Picture this: It's your last summer at machaneh (sending support for those this is true for right now), and you're leaving a tafkid you care a lot about. Maybe you're leaving the mitbach and want to impress upon next year's tzevet mitbach your killer organization of dry storage and your revolutionary ordering process. Maybe you're the best amelim madrich there ever was and you have some perfect-for-amelim peulot you don't want to go to waste.

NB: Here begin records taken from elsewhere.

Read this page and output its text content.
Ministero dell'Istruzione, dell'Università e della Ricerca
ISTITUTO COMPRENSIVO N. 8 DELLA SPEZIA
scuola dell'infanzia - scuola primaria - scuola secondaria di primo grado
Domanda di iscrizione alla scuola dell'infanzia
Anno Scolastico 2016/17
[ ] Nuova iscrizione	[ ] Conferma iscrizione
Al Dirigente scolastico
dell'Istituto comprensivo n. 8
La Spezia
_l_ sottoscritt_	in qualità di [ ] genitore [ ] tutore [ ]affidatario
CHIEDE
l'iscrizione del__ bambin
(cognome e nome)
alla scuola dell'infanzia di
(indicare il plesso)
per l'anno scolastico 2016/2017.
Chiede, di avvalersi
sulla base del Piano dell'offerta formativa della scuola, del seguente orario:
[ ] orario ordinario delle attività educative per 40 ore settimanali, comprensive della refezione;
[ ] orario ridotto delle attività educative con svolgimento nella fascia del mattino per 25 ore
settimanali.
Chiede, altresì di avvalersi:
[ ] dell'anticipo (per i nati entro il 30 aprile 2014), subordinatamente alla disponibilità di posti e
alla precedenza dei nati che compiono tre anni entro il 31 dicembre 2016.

Maybe you're the Rosh or Mazkira Klalit and are having a hard time cramming all of your knowledge and experiences into your successor's brain.
And maybe you're a year or two past this stressful transition experience and already know that your work is mostly forgotten, the kids don't even know who you are, no one calls you for help anymore, and the extent of your legacy is the "Scanning Directions" taped above the printer/copier/scanner in the Central Office.
Google Docs are awesome and where would we be without them, but who really reads the full "Transition" google doc/email/article/binder/choveret/etc? There's just so much to read. Let's all be honest with ourselves and each other.
And herein lies the beauty of our youth movement, and at the same time, (one of) our greatest challenge(s): how many pre-written peulot are lying waste in the Cheder Chinuch, chovrot going unread (and lost) on Google Drive, experiences left unlearned from, growth stifled or forgotten, etc.
I'm not here to lecture, I promise.
Our culture is transition. Both in Habonim Dror and as a Jewish people. We retell our stories for a reason - both of the torah, and of special day/chalutz/that kid issue/that one time/etc.
Most organizations think negatively about transition. Oh goodness, how are we supposed to teach "Edwin(a) The New Employee" everything they need to know to do their job?!?! Panic ensues. But for us, that's just May to November, November through July (shoutout to all my Rashim out there), and June/July, etc.
So how is what we do different? Are we setting ourselves up to fail? Or start from scratch again every year? Aren't most baked goods better when made from scratch? Yes, but that's why we have recipes. Aren't most societies/communities/cultures better when created from scratch? No, but yes, that's why we have the Torah. See what I did there?
Ok, so what was even going on in the Torah at this point in transition??
Moses goes, "And now, O Israel, hearken to the commandments that I am teaching you so that you may live and possess this promised land. Do not add or subtract anything to that which I am commanding. Your own eyes have sees that everyone that followed Baal Peor was destroyed. Those of you who remained with God are all alive today.